The University of Maine baseball program likely will lose a handful of pitchers upon completion of the 2012 season.
At least one of those spots has already been filled.
Tommy Lawrence, a transfer from Winthrop University, has signed a National Letter of Intent to play for coach Steve Trimper’s Black Bears.
Lawrence decided to make a move because of his desire to be a starting pitcher.
“At Winthrop I just felt like I wasn’t going to get a shot to start, so I asked for my release (from his NLI),” said Lawrence, who spent this summer playing with four of his future teammates at Sanford of the New England Collegiate Baseball League.
“(Black Bears pitcher) A.J. Bazdanes talked to me and Maine sounded like a place that I wanted to go,” added Lawrence, who said he chose UMaine over Connecticut. He also played against UMaine righty Sean Coughlin in high school.
Trimper declined comment pending confirmation of the receipt of Lawrence’s NLI.
The righthanded pitcher from West Haven, Conn., who spent the last two seasons at Division I Winthrop, must sit out one year, according to NCAA transfer rules. He will become eligible in the fall of 2012 and will have two years of eligibility remaining.
Lawrence thinks it will be worth the wait.
“I kind of wanted to do it (transfer) no matter what,” he said. “I’ll be able to get in better shape and I’ll be able to get stronger.”
Lawrence had a good summer for the Sanford Mainers. The team is managed by former UMaine star and assistant coach Aaron Izaryk.
The 6-foot, 195-pounder had a 2-2 record with a nifty 1.22 earned run average with the Mainers, where he played with UMaine’s Bazdanes, Jonathan Balentina, Justin Leisenheimer and Matt Verrier of Norway. He allowed only 30 hits in 51 2/3 innings with 31 strikeouts and 12 walks.
“It’s the first time I got to start in two or three years, so I was just pumped up about that and was able to pitch pretty good,” Lawrence said.
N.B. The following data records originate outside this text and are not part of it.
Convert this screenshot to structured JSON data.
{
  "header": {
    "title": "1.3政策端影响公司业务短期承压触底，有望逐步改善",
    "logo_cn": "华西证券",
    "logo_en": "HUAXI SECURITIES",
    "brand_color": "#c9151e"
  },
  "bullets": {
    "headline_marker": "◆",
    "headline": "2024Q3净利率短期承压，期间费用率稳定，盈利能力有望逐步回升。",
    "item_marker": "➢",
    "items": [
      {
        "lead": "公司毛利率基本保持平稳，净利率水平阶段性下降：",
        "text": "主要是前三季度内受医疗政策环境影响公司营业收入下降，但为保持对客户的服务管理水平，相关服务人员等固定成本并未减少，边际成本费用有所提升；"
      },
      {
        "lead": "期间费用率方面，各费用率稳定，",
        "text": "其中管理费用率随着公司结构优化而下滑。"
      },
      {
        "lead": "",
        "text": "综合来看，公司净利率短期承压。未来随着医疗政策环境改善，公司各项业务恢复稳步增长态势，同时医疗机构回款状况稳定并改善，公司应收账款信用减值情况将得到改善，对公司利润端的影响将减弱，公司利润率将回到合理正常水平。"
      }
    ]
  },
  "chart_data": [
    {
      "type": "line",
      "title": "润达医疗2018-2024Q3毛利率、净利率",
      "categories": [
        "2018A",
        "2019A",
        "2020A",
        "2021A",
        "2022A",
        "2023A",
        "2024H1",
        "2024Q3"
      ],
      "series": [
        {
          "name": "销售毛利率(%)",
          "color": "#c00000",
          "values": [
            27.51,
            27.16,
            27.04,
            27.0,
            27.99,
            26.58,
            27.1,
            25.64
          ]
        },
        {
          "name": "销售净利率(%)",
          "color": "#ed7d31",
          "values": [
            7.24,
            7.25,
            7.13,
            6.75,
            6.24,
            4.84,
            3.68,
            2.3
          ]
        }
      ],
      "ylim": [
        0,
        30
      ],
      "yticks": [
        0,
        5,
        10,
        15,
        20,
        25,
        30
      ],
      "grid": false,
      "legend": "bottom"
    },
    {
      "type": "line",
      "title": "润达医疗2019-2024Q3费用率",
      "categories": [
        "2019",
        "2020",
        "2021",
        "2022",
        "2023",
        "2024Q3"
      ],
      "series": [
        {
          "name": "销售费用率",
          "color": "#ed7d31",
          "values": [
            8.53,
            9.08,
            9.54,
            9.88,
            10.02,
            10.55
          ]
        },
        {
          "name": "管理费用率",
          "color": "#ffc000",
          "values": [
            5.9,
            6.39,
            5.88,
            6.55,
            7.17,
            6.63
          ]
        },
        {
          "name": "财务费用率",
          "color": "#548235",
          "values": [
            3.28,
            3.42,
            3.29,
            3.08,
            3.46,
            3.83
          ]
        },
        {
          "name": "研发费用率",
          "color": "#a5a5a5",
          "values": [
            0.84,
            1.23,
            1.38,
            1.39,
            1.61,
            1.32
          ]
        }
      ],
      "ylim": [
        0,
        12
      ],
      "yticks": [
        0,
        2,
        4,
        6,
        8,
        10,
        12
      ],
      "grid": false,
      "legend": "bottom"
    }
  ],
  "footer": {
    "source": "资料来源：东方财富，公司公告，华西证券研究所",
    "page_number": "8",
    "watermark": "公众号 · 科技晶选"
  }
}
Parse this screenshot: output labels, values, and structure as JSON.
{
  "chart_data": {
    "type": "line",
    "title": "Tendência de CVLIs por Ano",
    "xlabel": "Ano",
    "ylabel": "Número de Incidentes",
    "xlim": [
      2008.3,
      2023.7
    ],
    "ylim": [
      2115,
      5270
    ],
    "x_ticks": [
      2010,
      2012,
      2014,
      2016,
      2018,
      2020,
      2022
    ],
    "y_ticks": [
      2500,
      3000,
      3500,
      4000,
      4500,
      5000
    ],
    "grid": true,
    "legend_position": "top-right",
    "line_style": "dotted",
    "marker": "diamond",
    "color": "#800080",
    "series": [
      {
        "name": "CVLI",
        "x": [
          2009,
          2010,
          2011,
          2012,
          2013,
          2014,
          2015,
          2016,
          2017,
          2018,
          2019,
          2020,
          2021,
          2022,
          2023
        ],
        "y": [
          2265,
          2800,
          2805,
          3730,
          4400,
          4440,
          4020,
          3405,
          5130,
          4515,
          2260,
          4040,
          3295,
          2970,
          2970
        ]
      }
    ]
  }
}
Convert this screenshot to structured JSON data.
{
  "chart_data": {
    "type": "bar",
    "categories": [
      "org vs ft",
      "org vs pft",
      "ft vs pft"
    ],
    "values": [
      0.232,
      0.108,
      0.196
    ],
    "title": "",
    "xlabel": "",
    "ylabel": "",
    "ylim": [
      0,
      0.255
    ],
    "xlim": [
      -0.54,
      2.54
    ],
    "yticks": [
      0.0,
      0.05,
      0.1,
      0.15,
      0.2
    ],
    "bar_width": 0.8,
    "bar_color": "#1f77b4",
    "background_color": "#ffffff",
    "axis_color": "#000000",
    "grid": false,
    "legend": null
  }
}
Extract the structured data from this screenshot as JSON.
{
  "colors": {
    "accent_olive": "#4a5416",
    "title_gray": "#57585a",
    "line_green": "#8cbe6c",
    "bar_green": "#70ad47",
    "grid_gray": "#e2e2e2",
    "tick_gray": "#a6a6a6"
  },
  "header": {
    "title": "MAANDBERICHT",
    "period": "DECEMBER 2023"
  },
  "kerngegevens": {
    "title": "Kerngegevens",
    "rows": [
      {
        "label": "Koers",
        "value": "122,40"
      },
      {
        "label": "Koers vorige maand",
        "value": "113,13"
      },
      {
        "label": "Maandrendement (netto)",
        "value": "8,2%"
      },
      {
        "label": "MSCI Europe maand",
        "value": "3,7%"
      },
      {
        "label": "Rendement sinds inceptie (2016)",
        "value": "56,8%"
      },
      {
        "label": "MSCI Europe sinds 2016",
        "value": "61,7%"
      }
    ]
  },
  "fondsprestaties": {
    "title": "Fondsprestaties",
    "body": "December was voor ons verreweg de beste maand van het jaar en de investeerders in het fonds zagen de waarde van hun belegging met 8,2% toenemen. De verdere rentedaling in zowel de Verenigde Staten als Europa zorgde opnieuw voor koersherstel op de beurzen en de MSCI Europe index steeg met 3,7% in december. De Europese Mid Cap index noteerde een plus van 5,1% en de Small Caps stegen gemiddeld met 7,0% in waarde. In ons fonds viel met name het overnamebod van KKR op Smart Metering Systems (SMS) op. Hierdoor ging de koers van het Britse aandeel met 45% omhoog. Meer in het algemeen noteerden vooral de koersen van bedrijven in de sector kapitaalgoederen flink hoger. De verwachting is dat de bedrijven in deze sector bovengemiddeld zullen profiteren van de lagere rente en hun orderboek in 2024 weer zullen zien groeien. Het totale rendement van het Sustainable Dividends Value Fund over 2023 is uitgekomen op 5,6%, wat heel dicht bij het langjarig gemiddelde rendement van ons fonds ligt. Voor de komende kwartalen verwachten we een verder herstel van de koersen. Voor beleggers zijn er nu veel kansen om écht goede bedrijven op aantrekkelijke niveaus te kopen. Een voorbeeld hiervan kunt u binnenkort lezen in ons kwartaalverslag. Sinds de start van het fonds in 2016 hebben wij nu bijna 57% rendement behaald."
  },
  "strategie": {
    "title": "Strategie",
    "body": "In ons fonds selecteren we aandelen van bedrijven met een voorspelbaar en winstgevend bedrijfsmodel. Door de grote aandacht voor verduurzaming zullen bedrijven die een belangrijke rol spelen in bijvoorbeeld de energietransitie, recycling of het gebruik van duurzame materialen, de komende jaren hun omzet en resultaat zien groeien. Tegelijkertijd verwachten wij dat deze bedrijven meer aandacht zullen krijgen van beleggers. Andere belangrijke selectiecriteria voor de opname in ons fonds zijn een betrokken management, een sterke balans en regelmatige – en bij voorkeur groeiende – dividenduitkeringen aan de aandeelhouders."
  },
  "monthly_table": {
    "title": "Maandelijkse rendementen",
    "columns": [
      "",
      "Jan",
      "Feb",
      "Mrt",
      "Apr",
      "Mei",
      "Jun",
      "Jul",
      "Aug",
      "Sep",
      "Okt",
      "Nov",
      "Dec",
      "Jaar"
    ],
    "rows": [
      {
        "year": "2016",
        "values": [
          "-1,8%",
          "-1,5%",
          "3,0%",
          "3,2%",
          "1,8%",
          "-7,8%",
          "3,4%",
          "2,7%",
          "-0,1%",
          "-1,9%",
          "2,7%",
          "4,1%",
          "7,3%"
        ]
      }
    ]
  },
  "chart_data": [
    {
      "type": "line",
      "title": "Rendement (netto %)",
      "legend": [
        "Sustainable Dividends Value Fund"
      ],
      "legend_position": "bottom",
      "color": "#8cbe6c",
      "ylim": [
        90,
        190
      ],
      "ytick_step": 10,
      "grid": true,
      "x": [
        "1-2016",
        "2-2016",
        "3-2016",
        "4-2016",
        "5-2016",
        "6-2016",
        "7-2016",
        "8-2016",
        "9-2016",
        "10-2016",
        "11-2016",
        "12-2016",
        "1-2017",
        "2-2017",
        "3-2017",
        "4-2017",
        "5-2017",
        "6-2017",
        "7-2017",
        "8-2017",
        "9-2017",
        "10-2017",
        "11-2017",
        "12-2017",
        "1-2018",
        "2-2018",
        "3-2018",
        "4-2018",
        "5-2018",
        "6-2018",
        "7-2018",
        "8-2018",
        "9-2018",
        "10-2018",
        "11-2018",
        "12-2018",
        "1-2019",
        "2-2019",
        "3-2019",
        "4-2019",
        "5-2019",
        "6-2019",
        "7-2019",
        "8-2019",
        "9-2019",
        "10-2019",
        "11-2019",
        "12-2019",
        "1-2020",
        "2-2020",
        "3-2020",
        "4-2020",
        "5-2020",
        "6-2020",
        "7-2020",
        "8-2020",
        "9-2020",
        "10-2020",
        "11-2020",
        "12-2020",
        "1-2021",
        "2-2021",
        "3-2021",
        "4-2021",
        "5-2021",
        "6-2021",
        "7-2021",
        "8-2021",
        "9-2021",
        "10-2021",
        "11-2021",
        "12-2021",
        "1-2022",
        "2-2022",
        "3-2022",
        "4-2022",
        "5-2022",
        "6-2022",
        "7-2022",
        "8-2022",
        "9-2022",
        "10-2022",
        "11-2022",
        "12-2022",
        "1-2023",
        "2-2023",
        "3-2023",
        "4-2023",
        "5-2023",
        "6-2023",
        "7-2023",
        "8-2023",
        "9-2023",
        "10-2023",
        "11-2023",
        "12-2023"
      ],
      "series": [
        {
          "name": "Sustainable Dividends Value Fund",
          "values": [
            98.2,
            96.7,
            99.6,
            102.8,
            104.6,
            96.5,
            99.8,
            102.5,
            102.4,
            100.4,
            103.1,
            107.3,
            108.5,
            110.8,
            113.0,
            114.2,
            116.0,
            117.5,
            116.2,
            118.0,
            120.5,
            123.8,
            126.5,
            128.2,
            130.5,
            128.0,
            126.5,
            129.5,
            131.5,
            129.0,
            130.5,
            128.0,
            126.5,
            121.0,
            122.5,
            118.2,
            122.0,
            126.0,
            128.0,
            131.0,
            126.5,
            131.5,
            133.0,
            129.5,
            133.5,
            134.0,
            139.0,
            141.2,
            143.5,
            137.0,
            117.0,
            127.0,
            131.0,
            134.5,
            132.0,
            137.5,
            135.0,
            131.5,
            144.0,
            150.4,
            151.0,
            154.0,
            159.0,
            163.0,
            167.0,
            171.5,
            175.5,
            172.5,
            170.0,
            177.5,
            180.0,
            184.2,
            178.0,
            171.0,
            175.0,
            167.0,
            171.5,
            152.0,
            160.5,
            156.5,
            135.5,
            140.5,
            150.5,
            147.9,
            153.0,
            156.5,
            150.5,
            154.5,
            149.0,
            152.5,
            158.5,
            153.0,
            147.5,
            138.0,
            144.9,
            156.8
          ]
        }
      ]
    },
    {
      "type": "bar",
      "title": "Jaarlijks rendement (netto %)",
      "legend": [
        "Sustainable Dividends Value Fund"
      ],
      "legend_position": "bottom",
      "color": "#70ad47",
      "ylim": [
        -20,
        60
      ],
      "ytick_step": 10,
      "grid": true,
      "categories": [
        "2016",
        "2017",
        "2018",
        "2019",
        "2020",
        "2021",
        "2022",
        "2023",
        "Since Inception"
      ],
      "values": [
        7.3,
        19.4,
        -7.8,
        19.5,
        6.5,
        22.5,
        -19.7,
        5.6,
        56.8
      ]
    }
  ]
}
Lawrence, 20, ended his season with a five-hit shutout of North Shore in the first round of the NECBL playoffs.
Opponents batted .161 against him.
“He already is good, but in terms of America East, he’s going to be a front-line guy,” Izaryk said. “He relies a lot on movement. He’s about 86-88 (mph), kind of a sinker ball pitcher, but can straighten it out and throw harder. He has an above average breaking ball and an above-average changeup.”
Lawrence pitched extensively at Winthrop of the Big South Conference, working almost exclusively in relief. He appeared in 43 games, posting a 3-8 record and a 6.35 ERA with five saves in two seasons. He struck out 66 and walked 34 while surrendering 98 hits in 78 innings.
Last spring, Lawrence was 1-4 with a 4.03 ERA and registered four saves. He was third on the team with 21 appearances and struck out 31 in 38 innings.
“I had a pretty good high school career as a starter,” Lawrence said. “I never really was a reliever.”
Izaryk said Lawrence knows the game and puts in time to prepare.
“He’s a super kid, just works his tail off every day,” Izaryk said. “He’s pretty special in terms of the way he approaches hitters. He knows what he’s got to do to be successful every hitter and every pitch.”